CIRCLEVILLE, Ohio — Judges in the Ohio Fourth District Court of Appeals on Oct. 31 largely upheld a local judge’s prior decisions ordering the city of Nelsonville to place a citizen initiative abolishing the city charter on the Nov. 5 ballot.
The issue passed in a landslide, with 70% of voters in favor of abolishing the charter and returning to a statutory form of government. The city will hold new elections in 2025, with new officials taking office on Jan. 1, 2026.
The appellate court’s opinion affirmed Athens County Court of Common Pleas Judge George McCarthy’s order to prohibit Nelsonville from not passing an ordinance in order for the Athens County Board of Elections to place the issue upon the ballot.
However, the court rejected McCarthy’s decision that the Ohio Constitution governed the number of signatures required for a ballot petition. The judges said that the city charter takes precedence.
The city is now “evaluating its option regarding filing an appeal with the Ohio Supreme Court,” Nelsonville City Law Director Jonathan Robe told the Independent. “We have 45 days to decide that.”
Former city council president Greg Smith, one of two Nelsonville residents who sued to place the issue on the ballot, told the Independent that “the appellate court shows, to me, that there really wasn’t any legal basis to challenge.”
“They were arguing, well, we had to do it the constitutional way,” Smith said.
Smith said that he and Vicki McDonald, the other plaintiff in the lawsuit, sought to follow city charter procedures by presenting their signed petitions to the clerk of city council. But when they tried to file their petitions with the Athens County Board of Elections, the board told them that Nelsonville CIty Council had to pass an ordinance placing the initiative on the ballot.
“I’m 70 and Vicky, 73, and we’re out in 100-degree heat in the middle of June, getting signatures going up and down steps, whatever,” Smith said. “And we turned it into the clerk — the council clerk — and she says, ‘Well, you got enough signatures.

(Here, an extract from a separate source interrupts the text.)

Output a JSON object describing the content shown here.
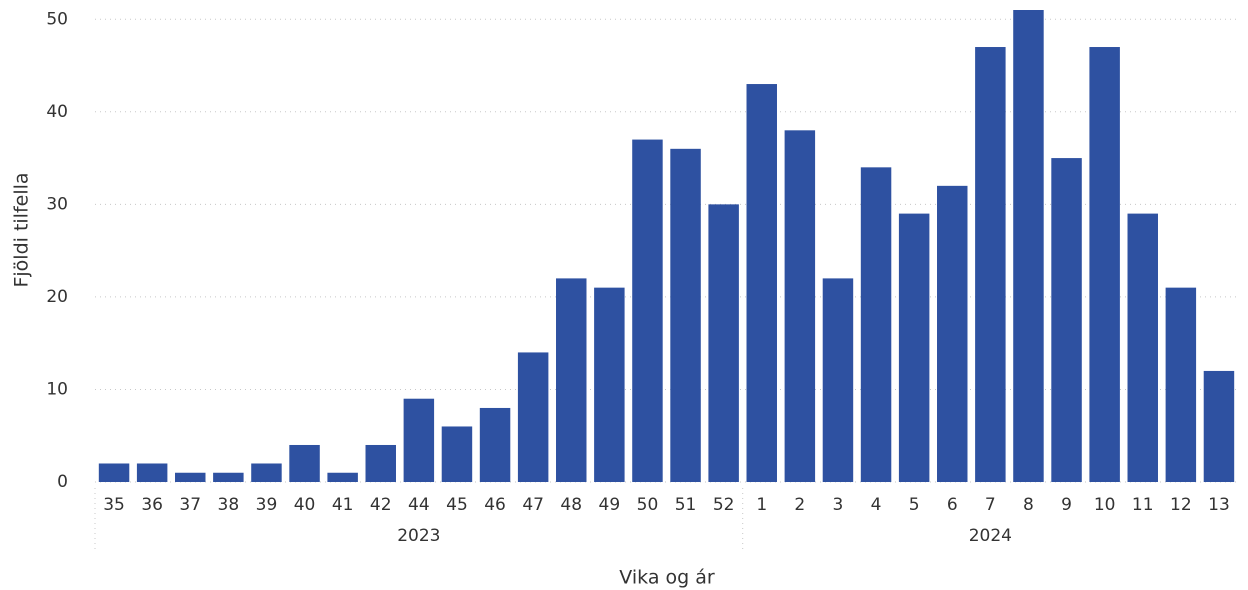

You got 180 ballots.’ … And then we have this long court battle.”
Nelsonville timeline: Charter initiative by Corinne Colbert, Jen Bartlett and Keri Johnson.Smith thanked Daniel Klos, the plaintiffs’ attorney, “for the fine job he did for the citizens of Nelsonville.” Klos has represented Smith in previous cases that also dealt with interpreting the charter, he said.
Klos told the Independent he took on this case “because I thought people deserve a choice.”
”Having dealt with the language of the charter, and seeing the interpretations that were being made on an ad hoc basis, individual nature of the language, I can understand why people might have concerns that returning to a statutory form of government would allow more predictability to the rule of law by prior case, precedent and consensus than an ad hoc, or basically unprecedented, ruling on a individual charter,” Klos said.
Klos said he feels that it was important for the residents of Nelsonville to have the ability to engage in their right to determine their form of government.
Nelsonville City Council meets every other Monday of each month, at Nelsonville City Council Chambers, 211 Lake Hope Dr. Its next regular meeting will be Nov. 11 at 7 p.m. Meetings are livestreamed on YouTube. Find more at cityofnelsonville.com.